Pada Praktik penilaian yang berlaku umum, tujuan penilaian akan menentukan dasar nilai yang akan digunakan. Bahkan untuk satu tujuan penilaian tertentu, beberapa dasar nilai dimungkinkan. Dasar nilai yang spesifik harus diidentifikasi secara jelas. Penilaian untuk pelaporan keuangan misalnya, dasar nilai yang digunakan memperhatikan ketentuan Standar Akuntansi Keuangan (SAK). Beberapa dasar nilai yang relevan dibutuhkan berdasarkan SAK meliputi Nilai Wajar, Nilai Realisasi Bersih, dan Nilai dalam Penggunaan. Sedangkan penilaian aset sektor publik untuk tujuan pelaporan keuangan pemerintah dilakukan dengan memperhatikan Standar Akuntansi Pemerintahan (SAP). Perlu dipahami bahwa Nilai Wajar dalam definisi SAP tidak selalu diartikan sebagai nilai hasil revaluasi, namun dapat berupa dasar lainnya seperti Nilai Jual Objek Pajak (NJOP), standar harga yang dikeluarkan instansi pemerintah dan sebagainya. Penilaian untuk tujuan penjaminan hutang menggunakan dasar Nilai Pasar. Sedangkan penilaian untuk tujuan lelang menggunakan dasar Nilai Pasar dan Nilai Likuidasi.  Rujukan antara dasar nilai yang digunakan dan tujuan penilaian dapat dilihat pada SPI 103. 

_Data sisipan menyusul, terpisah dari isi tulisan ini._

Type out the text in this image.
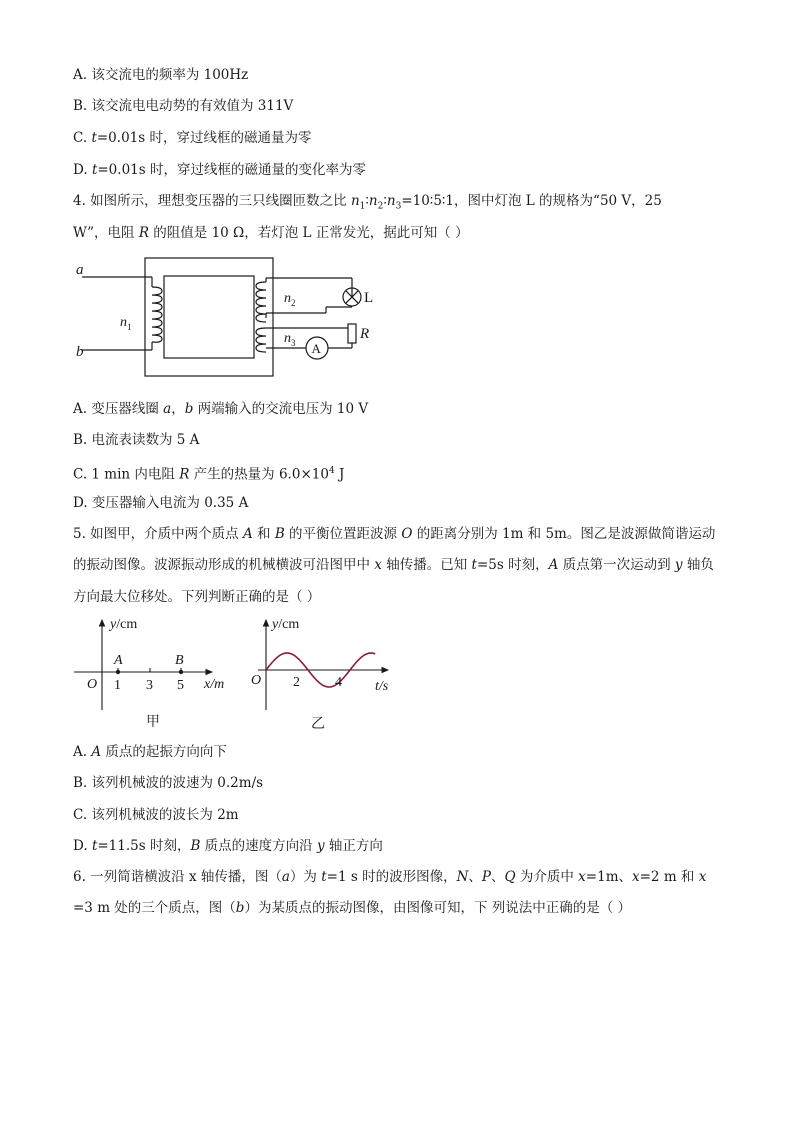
A. 该交流电的频率为 100Hz
B. 该交流电电动势的有效值为 311V
C. t=0.01s 时，穿过线框的磁通量为零
D. t=0.01s 时，穿过线框的磁通量的变化率为零
4. 如图所示，理想变压器的三只线圈匝数之比 $n_1∶n_2∶n_3=10∶5∶1$，图中灯泡 L 的规格为“50 V，25
W”，电阻 R 的阻值是 10 Ω，若灯泡 L 正常发光，据此可知（ ）
a
b
$n_1$
$n_2$
$n_3$
L
R
A
A. 变压器线圈 a，b 两端输入的交流电压为 10 V
B. 电流表读数为 5 A
C. 1 min 内电阻 R 产生的热量为 $6.0\times 10^4$ J
D. 变压器输入电流为 0.35 A
5. 如图甲，介质中两个质点 A 和 B 的平衡位置距波源 O 的距离分别为 1m 和 5m。图乙是波源做简谐运动
的振动图像。波源振动形成的机械横波可沿图甲中 x 轴传播。已知 t=5s 时刻，A 质点第一次运动到 y 轴负
方向最大位移处。下列判断正确的是（ ）
y/cm
y/cm
A	B
O 1 3 5 x/m
甲
y/cm
y/cm
O 2	4 t/s
乙
A. A 质点的起振方向向下
B. 该列机械波的波速为 0.2m/s
C. 该列机械波的波长为 2m
D. t=11.5s 时刻，B 质点的速度方向沿 y 轴正方向
6. 一列简谐横波沿 x 轴传播，图（a）为 t=1 s 时的波形图像，N、P、Q 为介质中 x=1m、x=2 m 和 x
=3 m 处的三个质点，图（b）为某质点的振动图像，由图像可知，下 列说法中正确的是（ ）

Dasar Nilai berupa Nilai Wajar dalam pengelolaan BMN pertama kali muncul dalam pengaturan PP Nomor 6 Tahun 2006 tentang Pengelolaan Barang Milik Negara/Daerah. Dasar Nilai berupa Nilai Wajar muncul pada pasal 39 ayat (3) dan pasal 40 ayat (3). Pasal 39 berkaitan dengan penilaian BMN berupa tanah dan/atau bangunan dalam rangka pemanfaatan atau pemindahtanganan, sedangkan pasal (40) berkaitan dengan penilaian BMN berupa selain tanah dan/atau bangunan. Pada PP Nomor 6 Tahun 2006 tersebut Nilai Wajar tidak didefinisikan.

 

Pada saat PP Nomor 6 Tahun 2006 masih berlaku, definisi Nilai Wajar yang digunakan dalam penilaian BMN baik untuk tujuan penyusunan neraca pemerintah pusat, pemanfaatan, atau pemindahtanganan mengikuti definisi yang ada pada Peraturan Menteri Keuangan (PMK) tentang Penilaian BMN. PMK tentang Penilaian BMN pada saat  berlakunya PP Nomor 6 Tahun 2006 adalah PMK Nomor 02/PMK.06/2008 sebelum diganti dengan PMK Nomor 179/PMK.06/2009. PMK Nomor 179/PMK.06/2009 terbit oleh karena terbitnya PP Nomor 38 Tahun 2008 yang merupakan perubahan dari PP Nomor 6 tahun 2006. Kedua PMK tersebut menjadikan PP Nomor 6 Tahun 2006 sebagai salah satu konsideran atau dengan kata lain, kedua PMK tersebut merupakan aturan teknis terkait penilaian BMN yang di maksud dalam PP Nomor 6 Tahun 2006 sebagaimana perubahannya tersebut dalam PP Nomor 38 tahun 2008.  Pada kedua PMK tersebut, Nilai Wajar didefinisikan sebagai “Nilai Pasar yang dalam ilmu akuntansi disebut sebagai Nilai Wajar, adalah perkiraan jumlah uang pada tanggal penilaian, yang dapat diperoleh dari transaksi jual beli atau hasil penukaran suatu properti, antara pembeli yang berminat membeli dan penjual yang berminat menjual, dalam suatu transaksi bebas ikatan, yang penawarannya dilakukan secara layak dalam waktu yang cukup, dimana kedua pihak masing-masing mengetahui kegunaan properti tersebut bertindak hati-hati, dan tanpa paksaan.”  Pada definisi tersebut Nilai Wajar dipersamakan dengan Nilai Pasar. Apabila dicermati, definisi tersebut merupakan definisi dari Nilai Pasar yang ada pada Standar Penilaian Indonesia (SPI) yang berlaku pada saat itu.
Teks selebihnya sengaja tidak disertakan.